“I also need Spence to get the chopper ready for seven tonight, so set that up with him, please. I’m staying with Lucas this weekend and visiting Blackwater for myself.”
“Lucas,” she said quickly, “tell him—please tell him I said . . . hi.”
That was weird. Victoria always kept her emotions in check, but seeing she’d just lost that careful composure the second I mentioned my brother’s name meant something was going on. Lucas was a touchy subject for a few people. His twin, Wyatt, and our mother were at the top of that short list. I stayed out of it since it wasn’t my battle.
“Will do, Victoria,” I said with a smile—something I rarely gave, but sensed she needed right now.
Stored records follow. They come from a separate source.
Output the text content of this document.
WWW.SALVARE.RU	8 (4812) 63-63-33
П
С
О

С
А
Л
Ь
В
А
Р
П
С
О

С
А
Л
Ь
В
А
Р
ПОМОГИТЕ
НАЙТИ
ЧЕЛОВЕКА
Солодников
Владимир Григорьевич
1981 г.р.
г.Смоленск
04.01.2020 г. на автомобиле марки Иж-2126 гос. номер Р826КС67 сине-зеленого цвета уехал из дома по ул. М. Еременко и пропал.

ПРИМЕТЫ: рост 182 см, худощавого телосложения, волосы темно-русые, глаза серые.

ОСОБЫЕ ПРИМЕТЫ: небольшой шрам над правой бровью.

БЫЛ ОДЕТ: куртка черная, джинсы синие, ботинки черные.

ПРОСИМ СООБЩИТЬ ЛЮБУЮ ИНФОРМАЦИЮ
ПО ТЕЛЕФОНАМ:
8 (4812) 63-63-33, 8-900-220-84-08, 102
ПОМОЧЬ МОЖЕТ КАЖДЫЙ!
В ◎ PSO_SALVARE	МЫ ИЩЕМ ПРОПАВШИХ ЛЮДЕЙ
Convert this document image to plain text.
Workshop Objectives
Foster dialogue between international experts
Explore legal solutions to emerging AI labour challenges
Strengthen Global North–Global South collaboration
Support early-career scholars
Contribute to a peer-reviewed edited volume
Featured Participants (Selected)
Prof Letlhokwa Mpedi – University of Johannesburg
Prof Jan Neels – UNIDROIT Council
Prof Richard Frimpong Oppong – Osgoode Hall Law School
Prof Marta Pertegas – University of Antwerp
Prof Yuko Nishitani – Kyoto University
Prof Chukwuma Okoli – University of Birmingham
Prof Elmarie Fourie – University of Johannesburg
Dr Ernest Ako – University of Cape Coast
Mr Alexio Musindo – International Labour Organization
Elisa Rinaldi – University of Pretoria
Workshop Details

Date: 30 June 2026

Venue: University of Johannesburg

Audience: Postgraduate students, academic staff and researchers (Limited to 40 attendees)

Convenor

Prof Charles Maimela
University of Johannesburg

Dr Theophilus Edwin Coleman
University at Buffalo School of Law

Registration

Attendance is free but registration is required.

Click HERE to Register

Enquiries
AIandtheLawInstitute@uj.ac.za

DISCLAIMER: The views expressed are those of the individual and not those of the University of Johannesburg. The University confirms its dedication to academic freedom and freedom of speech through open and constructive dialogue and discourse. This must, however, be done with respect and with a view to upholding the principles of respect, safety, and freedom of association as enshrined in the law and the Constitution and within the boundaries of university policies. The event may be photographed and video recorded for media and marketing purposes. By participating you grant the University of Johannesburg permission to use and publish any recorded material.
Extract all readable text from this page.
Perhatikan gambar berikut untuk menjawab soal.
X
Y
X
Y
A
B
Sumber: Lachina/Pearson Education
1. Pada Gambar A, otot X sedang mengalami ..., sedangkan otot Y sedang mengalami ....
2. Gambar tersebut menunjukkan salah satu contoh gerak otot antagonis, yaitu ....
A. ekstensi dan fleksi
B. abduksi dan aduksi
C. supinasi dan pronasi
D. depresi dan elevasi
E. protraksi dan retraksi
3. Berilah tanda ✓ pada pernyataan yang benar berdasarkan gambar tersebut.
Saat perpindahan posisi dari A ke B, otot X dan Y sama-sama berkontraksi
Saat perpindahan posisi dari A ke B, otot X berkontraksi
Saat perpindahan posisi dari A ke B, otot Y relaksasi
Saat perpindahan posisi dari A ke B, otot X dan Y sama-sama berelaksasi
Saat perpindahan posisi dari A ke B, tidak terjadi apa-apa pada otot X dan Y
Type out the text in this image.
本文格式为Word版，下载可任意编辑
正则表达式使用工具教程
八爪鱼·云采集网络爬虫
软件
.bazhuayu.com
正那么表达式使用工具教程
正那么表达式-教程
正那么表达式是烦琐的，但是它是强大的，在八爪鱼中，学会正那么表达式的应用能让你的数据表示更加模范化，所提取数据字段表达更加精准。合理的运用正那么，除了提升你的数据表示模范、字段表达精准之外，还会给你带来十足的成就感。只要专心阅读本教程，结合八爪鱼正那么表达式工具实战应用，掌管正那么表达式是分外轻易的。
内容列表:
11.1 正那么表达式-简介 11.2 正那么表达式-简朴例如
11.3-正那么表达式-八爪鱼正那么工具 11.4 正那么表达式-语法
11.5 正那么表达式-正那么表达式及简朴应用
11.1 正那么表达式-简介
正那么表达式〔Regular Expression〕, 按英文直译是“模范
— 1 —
Which just goes to show I’m not always an asshole.
IN the car I had time to ponder, and more importantly, to digest, what I’d learned about the Blackwater estate and its management. Much of it didn’t sit well with me, with the most disturbing revelation being the letting go of employees who had no retirement compensation in place. How had that been allowed to happen? I was still in disbelief over what I’d discovered in those files. My father had never been mercenary like that. He took care of his people, and loyalty was always rewarded generously. There hadn’t even been any health insurance. It took some major self-control on my part to keep from confronting my mother, but I managed to hold myself back.
All I could hear was Brooke. “And no job for a woman who gave thirty-five years of her life working for one of those fine west-side mansions before they closed it down and dismissed everyone.” Every ounce of her bitterness justifiable. Mrs. Casterley deserved so much more than what she’d received. It was now on me to fix it.
“Isaac, take me to Harris & Goode on Hereford Street.”
“Yes, sir. Will you be wanting Starbucks as well?”
“Not this time. I need to engage the services of an interior designer.”
It was just after five o’clock on a Friday so traffic was all jacked up. People were hurrying to get a head start on the weekend and to beat the rain, which couldn’t decide if it wanted to piss down or not. Isaac stopped at a red light on the corner of Massachusetts and Newbury, and in the twisting mass of humanity crossing the street . . . I saw her for the third time in my life.
Brooke.
Brooke whose last name I didn’t even know yet.
Beautiful Brooke walking full-on in my direction, toward what I guessed would be the Convention Center T stop. From there she would take the train to get off at Aquarium, where the ferries transferred people and cars to the different outlying stops: Cape Cod, Provincetown, and Blackstone Island being the main destinations. I had a perfectly clear view of her, too.
I didn’t have to worry about being caught staring because of the window tint. Thank fuck for window tint.
So I enjoyed every second of her walk across the street right in front of me, from her approach, to her passing the car, to her retreat.
My heart pounded mercilessly as I devoured her. Completely and utterly devoured every detail I could see of the girl who had infected me with desire from the first moment I laid eyes on her, and then sealed the deal when she spoke to me in her beautiful, sultry voice.
Her hair was down again, but this time she had on a soft black hat. She stood out in the crowd because of the baby-pink military jacket she wore, with the same high black boots over tight-fitting leather pants. Brooke possessed goddamn amazing legs. Legs I wanted to have wrapped around me with my hands free to touch the rest of her. I’d kiss every inch of those legs first before I moved on to the part where we fucked good and sl—
No, not fucked because it wouldn’t be like that with her. Would it? I didn’t want it to be . . . I was so confused about what I wanted at this point; I’d talked myself out of pursuing her several times already just to shelve that plan the second I saw her walking across the street.
Jesus Christ, I was in major powerful lust with this girl. Lust? It was a different feeling for me, though. It wasn’t like the lust for sex I’d known in the past. It was more of a need. A raw, unfiltered, almost frightening need—that quite honestly scared the ever-loving shit out of me. I couldn’t explain why, but I felt like I just needed her. Brooke was like a breath of fresh air into my very narrowly constrained life. Refined, yet not haughty. Strong, but wielding her strength with a careful sense of purpose. Fiery, but not with anger, just wickedly intelligent sass on the tip of her tongue ready to fly. Someone who knew who she was, but not through entitlement and prestige. In other words, a complete anomaly in my world.